Tourism has become one of the world's major industries measured in terms of turnover, the number of employees and foreign currency earnings, having at the same time a huge impact on the environment. However, the future development of tourism depends on today's decisions that often do not take into account the positive and the negative impact on the tourism destinations' environment with long-term consequences that are not easily undone. System archetypes are generic structures that are responsible for generic patterns of behavior over time, especially behavior that is counterintuitive. The article aims to explore the possible use of system archetypes in order to increase socially responsible (SR), i.e. systemic thinking and behavior of tourism business organizations, based on the requisite holism theory.
The experimental design methodology has been used in order to test the assumption that individuals familiar with the system archetypes will be more likely to believe that tourism business organizations that operate in tourism destinations should be involved in attaining SR goals. Participants included managers, public authorities and community representatives and were divided into an experiment and a control group. The experiment group was exposed to a workshop on system archetypes, while the control group had no treatment. Structured quantitative interviews were used in order to test differences in attitudes and beliefs on SR of tourism business organizations among the experiment and the control group members.
Natural environment of tourism destinations as tourism's essential resource is often destroyed due to the lack of SR. The research results indicate that the exposure of individuals to system archetypes increased the understanding of importance of SR behavior of tourism business organizations. System archetypes increased individuals' comprehension of the fact that the non-linear causal relationship, time delay and hidden structures of the systems generate complex behavior resulting in damage to the natural environment of tourism destinations.
The survey research on a restricted number of subjects was applied. In order to overcome limitations of such an approach, the rigor procedure for data collection and analysis was used.

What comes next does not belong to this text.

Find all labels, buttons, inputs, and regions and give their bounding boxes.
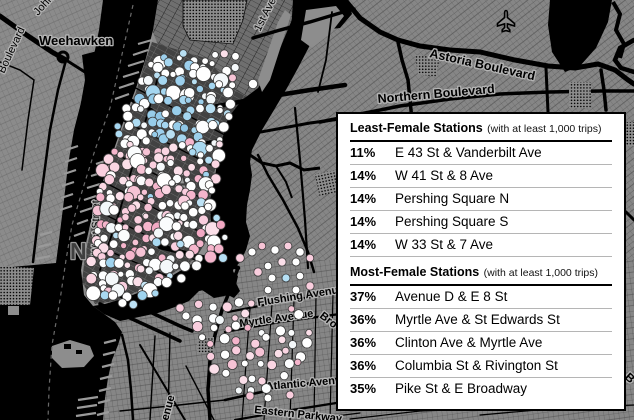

Managers of tourism business organizations could use system archetypes to analyse the impact of their activities on tourism destinations environment and thus improve the social responsibility of their decisions. The authors propose the formation of system archetypes and their applications repository in an organized environment to enhance understanding of SR behavior of tourism business organizations.
The authors used experimental design in order to test whether exposure of stakeholders' to system archetypes changes their attitudes regarding SR, with the goal to increase the understanding of various conflicts that emerge from the fact that tourism depends on unspoiled environment and at the same time tourism is a potential polluter. Available literature offers no similar applications of the system archetype approach to systemic behavior via SR in tourism.